Ben Gilman, general counsel for the Maine State Chamber, said the proposed Maine law isn’t comprehensive enough and will not fully protect consumers’ private data. He said it would give Mainers a false sense of security that their private information was safe.

“If we’re going to do it, it needs to be comprehensive in nature,” Gilman said, adding that it should ideally be done at the federal level.

Still, Gilman struggled to explain why a bill that is essentially aimed at regulating a type of utility must also apply its restrictions to end users of that utility in order to be effective. When asked how the proposed law is different from, say, a regulation that applies to phone companies but not every business with a phone number, he replied, “I think it’s different because it’s the internet, and it’s in widespread use by everyone.”

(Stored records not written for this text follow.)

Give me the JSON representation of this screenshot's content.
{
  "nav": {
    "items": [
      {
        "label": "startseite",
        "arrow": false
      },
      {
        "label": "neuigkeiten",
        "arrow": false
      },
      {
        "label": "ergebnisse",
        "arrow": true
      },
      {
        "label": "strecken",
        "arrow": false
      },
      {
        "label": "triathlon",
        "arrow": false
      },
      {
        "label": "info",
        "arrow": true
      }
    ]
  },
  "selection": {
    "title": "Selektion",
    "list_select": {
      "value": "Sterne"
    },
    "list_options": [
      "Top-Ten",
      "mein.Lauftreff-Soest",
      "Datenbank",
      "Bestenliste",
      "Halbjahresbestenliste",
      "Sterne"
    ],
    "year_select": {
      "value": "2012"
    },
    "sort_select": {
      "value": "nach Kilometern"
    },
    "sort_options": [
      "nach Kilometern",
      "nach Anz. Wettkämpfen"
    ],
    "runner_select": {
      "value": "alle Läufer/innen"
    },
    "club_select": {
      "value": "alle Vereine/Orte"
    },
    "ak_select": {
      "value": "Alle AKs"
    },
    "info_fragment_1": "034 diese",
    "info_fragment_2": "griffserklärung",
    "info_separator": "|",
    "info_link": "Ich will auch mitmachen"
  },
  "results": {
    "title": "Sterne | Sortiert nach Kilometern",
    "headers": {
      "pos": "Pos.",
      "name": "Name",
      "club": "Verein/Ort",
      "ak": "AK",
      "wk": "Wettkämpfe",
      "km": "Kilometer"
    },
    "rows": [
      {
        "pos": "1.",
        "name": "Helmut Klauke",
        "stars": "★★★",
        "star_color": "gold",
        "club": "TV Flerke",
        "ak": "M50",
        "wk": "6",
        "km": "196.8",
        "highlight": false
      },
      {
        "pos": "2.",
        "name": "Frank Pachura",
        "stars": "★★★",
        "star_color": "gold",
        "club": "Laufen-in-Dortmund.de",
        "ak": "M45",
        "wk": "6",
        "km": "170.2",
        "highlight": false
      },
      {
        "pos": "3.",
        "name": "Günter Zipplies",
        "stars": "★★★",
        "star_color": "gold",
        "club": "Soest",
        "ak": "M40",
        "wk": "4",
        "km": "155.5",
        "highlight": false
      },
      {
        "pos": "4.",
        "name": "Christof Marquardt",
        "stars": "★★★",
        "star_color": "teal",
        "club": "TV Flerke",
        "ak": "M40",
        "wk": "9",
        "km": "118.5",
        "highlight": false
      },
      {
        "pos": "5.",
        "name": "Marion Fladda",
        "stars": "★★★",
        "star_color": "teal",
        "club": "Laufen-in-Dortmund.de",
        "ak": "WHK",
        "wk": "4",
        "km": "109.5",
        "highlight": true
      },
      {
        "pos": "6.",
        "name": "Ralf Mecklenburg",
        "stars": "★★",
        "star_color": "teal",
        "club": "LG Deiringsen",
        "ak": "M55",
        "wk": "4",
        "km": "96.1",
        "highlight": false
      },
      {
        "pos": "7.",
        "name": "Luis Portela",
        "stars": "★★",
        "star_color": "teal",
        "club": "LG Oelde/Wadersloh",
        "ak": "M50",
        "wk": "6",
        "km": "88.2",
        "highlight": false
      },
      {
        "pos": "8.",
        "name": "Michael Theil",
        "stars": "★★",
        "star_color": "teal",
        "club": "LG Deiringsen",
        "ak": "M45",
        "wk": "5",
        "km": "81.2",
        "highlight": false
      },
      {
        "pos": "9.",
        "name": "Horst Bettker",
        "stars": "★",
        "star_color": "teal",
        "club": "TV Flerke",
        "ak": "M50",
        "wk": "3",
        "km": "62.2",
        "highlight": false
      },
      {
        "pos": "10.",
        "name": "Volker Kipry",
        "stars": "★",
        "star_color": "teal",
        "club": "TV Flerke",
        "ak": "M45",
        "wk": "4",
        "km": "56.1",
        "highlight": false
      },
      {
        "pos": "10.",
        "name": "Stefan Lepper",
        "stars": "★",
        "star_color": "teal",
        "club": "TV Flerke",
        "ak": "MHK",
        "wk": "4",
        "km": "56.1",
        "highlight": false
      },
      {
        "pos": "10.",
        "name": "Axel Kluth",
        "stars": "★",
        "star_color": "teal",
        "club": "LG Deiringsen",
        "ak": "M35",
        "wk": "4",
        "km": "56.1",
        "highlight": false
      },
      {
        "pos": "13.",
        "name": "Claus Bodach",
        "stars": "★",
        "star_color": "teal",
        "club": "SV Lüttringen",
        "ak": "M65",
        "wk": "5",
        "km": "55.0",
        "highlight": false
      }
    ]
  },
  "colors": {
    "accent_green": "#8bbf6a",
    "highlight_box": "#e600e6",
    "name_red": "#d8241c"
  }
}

The bill’s omission of any restrictions on free services such as Facebook and Google is also intended to shield the proposed law from potential lawsuits, lawmakers have said. It would only apply to internet service providers that collect revenue from Maine residents, an attempt to avoid running afoul of the U.S. Constitution’s interstate commerce clause.

American Civil Liberties Union of Maine Advocacy Director Oamshri Amarasingham said the problem Maine’s internet privacy bill would address is not academic or hypothetical. She said there are established reports of internet service providers selling sensitive customer data, such as AT&T, T-Mobile and Sprint selling real-time customer location data to bounty hunters.

“My internet provider sees everything I do online,” Amarasingham said. “The wealth of information internet providers collect is unlike anything we’ve ever seen before.”